12. t-Tests

A t-test is used when we want to evaluate a research question about a mean or a difference between means. Unlike the chi-square tests in ?sec-chi-square, which analyze frequencies or counts, t-tests analyze continuous variables.

There are three main types of t-tests covered in this chapter. The appropriate test depends on what the sample mean is being compared to: a known or hypothesized value, another independent group, or a paired measurement from the same participants or matched cases.

Test Variables and Design Research Question
One-sample t-test One continuous variable compared with a known or hypothesized value Is the sample mean different from a comparison value?
Independent-samples t-test One continuous outcome and one categorical grouping variable with two independent groups Do two independent groups differ in their means?
Dependent/paired-samples t-test One continuous outcome measured twice for the same participants or matched cases Do two related means differ?

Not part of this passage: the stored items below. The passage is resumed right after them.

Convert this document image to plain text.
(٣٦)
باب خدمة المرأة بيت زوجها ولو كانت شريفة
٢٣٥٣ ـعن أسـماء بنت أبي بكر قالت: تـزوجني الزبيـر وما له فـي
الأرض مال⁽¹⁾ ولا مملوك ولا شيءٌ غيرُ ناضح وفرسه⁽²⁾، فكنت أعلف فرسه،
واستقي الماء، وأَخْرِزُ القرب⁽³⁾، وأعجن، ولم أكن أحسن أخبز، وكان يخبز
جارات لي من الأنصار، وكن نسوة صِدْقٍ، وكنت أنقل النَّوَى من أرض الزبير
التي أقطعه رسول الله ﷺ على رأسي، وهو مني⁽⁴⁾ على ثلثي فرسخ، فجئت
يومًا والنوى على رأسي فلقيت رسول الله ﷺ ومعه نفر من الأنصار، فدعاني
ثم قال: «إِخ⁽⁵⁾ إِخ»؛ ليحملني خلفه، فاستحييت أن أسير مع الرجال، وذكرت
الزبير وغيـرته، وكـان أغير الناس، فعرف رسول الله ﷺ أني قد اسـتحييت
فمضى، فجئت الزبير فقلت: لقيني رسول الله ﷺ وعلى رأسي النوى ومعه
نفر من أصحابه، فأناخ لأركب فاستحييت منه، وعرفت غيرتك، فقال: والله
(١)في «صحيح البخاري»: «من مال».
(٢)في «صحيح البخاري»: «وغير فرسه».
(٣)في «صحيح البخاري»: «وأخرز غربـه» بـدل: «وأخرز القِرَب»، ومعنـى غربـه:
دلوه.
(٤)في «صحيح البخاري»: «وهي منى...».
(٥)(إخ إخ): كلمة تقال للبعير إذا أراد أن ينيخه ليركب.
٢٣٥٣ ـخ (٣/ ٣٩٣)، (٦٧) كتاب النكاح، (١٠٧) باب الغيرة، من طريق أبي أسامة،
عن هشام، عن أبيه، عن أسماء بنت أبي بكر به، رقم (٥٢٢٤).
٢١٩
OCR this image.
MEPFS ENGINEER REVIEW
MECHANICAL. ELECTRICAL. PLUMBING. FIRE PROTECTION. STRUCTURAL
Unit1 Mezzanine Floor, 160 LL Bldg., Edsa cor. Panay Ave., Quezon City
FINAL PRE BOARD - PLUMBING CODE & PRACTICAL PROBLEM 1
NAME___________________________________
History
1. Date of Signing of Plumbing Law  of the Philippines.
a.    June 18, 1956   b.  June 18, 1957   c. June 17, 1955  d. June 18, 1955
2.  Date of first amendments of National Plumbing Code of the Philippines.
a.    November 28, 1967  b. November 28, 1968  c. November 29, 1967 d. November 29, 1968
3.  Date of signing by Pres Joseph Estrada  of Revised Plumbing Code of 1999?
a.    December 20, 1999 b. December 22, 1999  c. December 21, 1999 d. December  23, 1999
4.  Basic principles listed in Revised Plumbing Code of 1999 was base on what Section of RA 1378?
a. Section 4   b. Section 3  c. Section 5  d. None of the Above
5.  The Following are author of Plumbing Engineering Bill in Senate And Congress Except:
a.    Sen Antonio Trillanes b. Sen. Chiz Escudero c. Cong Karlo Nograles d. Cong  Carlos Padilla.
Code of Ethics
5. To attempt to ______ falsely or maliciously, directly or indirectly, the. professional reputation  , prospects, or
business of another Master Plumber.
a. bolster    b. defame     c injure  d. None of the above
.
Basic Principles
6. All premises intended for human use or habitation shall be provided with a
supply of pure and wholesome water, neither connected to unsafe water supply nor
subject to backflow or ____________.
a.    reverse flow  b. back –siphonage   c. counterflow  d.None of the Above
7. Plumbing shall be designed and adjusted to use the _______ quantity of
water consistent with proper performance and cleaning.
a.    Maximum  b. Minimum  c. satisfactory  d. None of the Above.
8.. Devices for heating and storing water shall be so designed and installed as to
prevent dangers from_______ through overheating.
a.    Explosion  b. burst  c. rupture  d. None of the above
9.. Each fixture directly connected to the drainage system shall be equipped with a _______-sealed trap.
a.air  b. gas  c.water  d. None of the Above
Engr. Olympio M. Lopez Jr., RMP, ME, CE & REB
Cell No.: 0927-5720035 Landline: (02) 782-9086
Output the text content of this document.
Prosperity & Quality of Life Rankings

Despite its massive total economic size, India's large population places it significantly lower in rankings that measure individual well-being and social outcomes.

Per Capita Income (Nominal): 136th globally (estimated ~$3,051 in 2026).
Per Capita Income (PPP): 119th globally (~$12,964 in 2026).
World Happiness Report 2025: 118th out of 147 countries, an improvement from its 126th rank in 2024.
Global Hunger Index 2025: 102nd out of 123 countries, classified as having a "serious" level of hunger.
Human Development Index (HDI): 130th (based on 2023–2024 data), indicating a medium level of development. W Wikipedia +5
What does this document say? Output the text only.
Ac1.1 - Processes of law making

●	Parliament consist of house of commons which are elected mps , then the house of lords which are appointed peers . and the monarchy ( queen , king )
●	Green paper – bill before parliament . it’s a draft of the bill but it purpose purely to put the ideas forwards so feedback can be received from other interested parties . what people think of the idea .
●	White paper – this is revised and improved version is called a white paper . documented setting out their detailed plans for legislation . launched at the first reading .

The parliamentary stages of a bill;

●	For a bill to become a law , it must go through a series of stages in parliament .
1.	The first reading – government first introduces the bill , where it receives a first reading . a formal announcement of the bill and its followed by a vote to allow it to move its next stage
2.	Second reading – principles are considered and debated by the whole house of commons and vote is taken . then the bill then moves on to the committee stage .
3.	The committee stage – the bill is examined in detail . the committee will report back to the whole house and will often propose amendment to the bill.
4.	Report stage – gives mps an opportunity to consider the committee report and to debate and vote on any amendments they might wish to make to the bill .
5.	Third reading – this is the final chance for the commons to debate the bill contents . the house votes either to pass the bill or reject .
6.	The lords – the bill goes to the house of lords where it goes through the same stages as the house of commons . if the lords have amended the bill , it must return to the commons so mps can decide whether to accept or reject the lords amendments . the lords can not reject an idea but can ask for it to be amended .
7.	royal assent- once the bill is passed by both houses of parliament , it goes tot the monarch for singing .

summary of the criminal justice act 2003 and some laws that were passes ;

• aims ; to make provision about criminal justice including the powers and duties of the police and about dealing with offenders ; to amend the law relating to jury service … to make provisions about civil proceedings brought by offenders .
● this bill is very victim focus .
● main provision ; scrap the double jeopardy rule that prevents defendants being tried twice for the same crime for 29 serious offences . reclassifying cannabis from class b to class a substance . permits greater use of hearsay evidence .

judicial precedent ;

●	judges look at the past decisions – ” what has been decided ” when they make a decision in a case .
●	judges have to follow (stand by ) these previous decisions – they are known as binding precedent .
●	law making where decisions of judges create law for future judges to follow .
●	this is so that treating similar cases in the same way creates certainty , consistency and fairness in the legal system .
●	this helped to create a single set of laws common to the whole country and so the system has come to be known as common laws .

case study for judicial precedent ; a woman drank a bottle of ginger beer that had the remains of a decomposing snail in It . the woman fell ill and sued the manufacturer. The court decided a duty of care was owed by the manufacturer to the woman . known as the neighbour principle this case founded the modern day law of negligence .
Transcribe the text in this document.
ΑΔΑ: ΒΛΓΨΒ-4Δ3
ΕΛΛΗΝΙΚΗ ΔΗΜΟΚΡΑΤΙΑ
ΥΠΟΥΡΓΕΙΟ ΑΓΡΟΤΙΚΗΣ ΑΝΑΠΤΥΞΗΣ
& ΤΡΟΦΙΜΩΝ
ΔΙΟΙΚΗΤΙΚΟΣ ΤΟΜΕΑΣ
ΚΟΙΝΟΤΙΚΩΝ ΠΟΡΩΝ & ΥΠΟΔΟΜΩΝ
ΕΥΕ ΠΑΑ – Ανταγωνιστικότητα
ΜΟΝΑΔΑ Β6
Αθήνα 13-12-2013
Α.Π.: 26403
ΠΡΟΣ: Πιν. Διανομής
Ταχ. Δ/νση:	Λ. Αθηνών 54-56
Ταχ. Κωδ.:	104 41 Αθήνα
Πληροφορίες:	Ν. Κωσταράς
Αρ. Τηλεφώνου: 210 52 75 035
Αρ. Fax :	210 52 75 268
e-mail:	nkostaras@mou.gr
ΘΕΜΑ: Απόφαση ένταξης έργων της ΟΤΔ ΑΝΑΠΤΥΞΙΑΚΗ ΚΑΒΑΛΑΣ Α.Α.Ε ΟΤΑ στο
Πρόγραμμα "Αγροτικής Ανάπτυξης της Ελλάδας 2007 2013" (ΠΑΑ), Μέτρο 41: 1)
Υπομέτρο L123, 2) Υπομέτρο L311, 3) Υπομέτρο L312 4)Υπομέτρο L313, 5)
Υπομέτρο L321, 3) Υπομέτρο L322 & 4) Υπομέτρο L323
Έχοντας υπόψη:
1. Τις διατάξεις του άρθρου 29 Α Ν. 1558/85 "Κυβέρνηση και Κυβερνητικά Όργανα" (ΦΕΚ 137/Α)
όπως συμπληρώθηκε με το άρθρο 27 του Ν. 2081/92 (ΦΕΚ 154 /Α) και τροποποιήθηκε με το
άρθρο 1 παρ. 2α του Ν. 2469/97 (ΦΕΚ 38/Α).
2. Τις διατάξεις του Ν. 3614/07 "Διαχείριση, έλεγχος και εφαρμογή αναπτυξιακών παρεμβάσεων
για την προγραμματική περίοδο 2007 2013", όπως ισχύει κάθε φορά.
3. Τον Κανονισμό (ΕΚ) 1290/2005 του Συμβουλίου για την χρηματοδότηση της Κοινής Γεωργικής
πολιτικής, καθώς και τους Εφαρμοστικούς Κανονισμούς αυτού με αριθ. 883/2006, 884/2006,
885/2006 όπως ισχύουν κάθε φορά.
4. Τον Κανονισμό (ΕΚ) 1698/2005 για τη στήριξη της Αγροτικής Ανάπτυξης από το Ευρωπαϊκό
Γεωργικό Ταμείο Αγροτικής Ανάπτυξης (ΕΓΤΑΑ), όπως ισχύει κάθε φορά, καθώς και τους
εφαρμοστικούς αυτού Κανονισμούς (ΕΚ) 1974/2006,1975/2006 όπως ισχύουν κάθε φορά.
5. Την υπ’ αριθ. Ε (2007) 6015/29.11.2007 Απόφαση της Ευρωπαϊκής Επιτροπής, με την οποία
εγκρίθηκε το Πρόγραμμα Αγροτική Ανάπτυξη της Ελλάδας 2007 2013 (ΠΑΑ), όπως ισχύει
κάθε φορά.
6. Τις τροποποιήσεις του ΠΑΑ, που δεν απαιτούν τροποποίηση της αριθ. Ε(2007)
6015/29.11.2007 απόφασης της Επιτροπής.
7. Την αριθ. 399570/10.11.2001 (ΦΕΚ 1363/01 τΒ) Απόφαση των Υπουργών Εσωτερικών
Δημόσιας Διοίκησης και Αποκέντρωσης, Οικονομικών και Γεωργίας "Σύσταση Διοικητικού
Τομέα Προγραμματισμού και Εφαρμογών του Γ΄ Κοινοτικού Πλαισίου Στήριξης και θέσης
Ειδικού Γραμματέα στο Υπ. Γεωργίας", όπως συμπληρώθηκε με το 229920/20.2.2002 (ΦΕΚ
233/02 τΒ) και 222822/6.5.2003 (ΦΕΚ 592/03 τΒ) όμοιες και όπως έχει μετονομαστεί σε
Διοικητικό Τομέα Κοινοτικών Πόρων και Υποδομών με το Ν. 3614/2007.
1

Each t-test follows the same four-step hypothesis-testing process introduced earlier in the book: look at the data, check assumptions, perform the test, and interpret the results. What changes across the three tests is the structure of the data and the comparison being made.

The most important decision is whether the observations being compared are independent or paired. If the two means come from different people or different cases, use an independent-samples t-test. If the two means come from the same people measured twice or from matched pairs, use a dependent/paired-samples t-test.